In order to adapt to the multiple processing types as well as to address performance issues, the tMap component supports different lookup loading modes.
Load once: Default setting. Select this option to load the entire lookup flow before processing the main flow. This is the preferred option if you have a great number of data from your main flow that needs to be requested in your lookup, or if your reference (or lookup) data comes from a file that can be easily loaded.
Reload at each row: At each row, the lookup gets loaded again. This is mainly interesting in Jobs where the lookup volume is large, while the main flow is pretty small. Note that this option allows you to use dynamic variable settings such as where clause, to change/update the lookup flow on the fly as it gets loaded, before the main flow join is processed. This option could be considered as the counter-part of the Store temp data option that is available for file lookups.
Reload at each row (cache): Expressions (in the Lookup table) are assessed and looked up in the cache first. The results of joins that have already been solved, are stored in the cache, in order to avoid loading the same results twice. This option optimizes the processing time and helps improve processing performance of the tMap component.
Note that for the time being, you cannot use Reload at each row (cache) and Store temp data at the same time.
To set the loading mode of a lookup flow:
Click the tMap settings button at the top of the lookup table to display the table properties.
Click in the Value field corresponding to Lookup Model, and then click the [...] button to display the [Options] dialog box.
In the [Options] dialog box, double-click the wanted loading mode, or select it and then click OK, to validate the setting and close the dialog box.

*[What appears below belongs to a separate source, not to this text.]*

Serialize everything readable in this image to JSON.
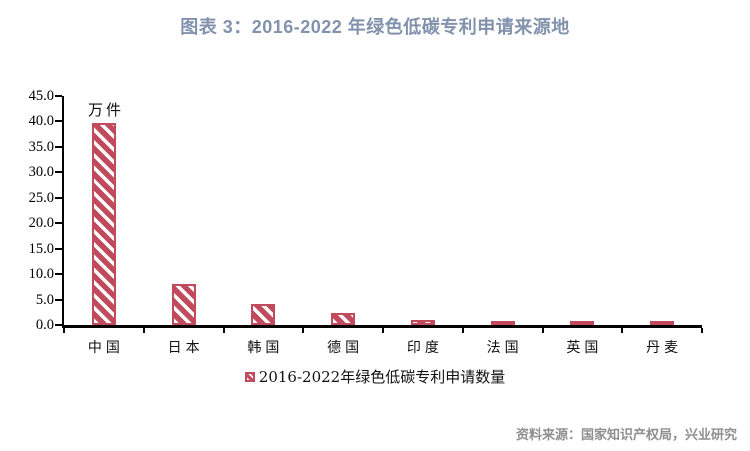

For use cases using these options, see the tMap section of Talend Open Studio for Big Data Components Reference Guide.
When your lookup is a database table, the best practise is to open the connection to the database in the beginning of your job design in order to optimize performance.
As explained above, the Reload at each row option is used to read all the records of a lookup flow for each record of the main flow. In general, this approach increases the time of Job execution, however, it becomes recommended if the main flow and lookup flow meet the following conditions:
The main flow has much less rows than the lookup flow (for example, with a ratio of 1000 or more).
The lookup input is a database component, such as tMysqlInput.
The advantage of this approach, with both conditions satisfied, is that it helps deal with the fact that the amount of lookup data increases over time, since you can run queries against the data from the main flow in the database component in order to select only that lookup data which is assumed to be relevant for each record in the main flow, such as in the following example which uses lookup data from a MySQL database.
The schemas of the main flow, the lookup flow and the output flow read as follows:
You can select from the MySQL database only the data that matches the values of the id column of the main flow. To do this, proceed as follows:
Double-click tSetGlobalVar to open its Component view.
Click the [+] button to add one row and name the Key to id and the Value to row1.id.
Double-click tMysqlInput to open its Component view.
In the Query field, enter the query to select the data that matches the id column of the main flow. In this example, this query reads:
Select * from person where id="+(Integer)globalMap.get("id")
For further information about the components used in this example, see Talend Open Studio for Big Data Components Reference Guide.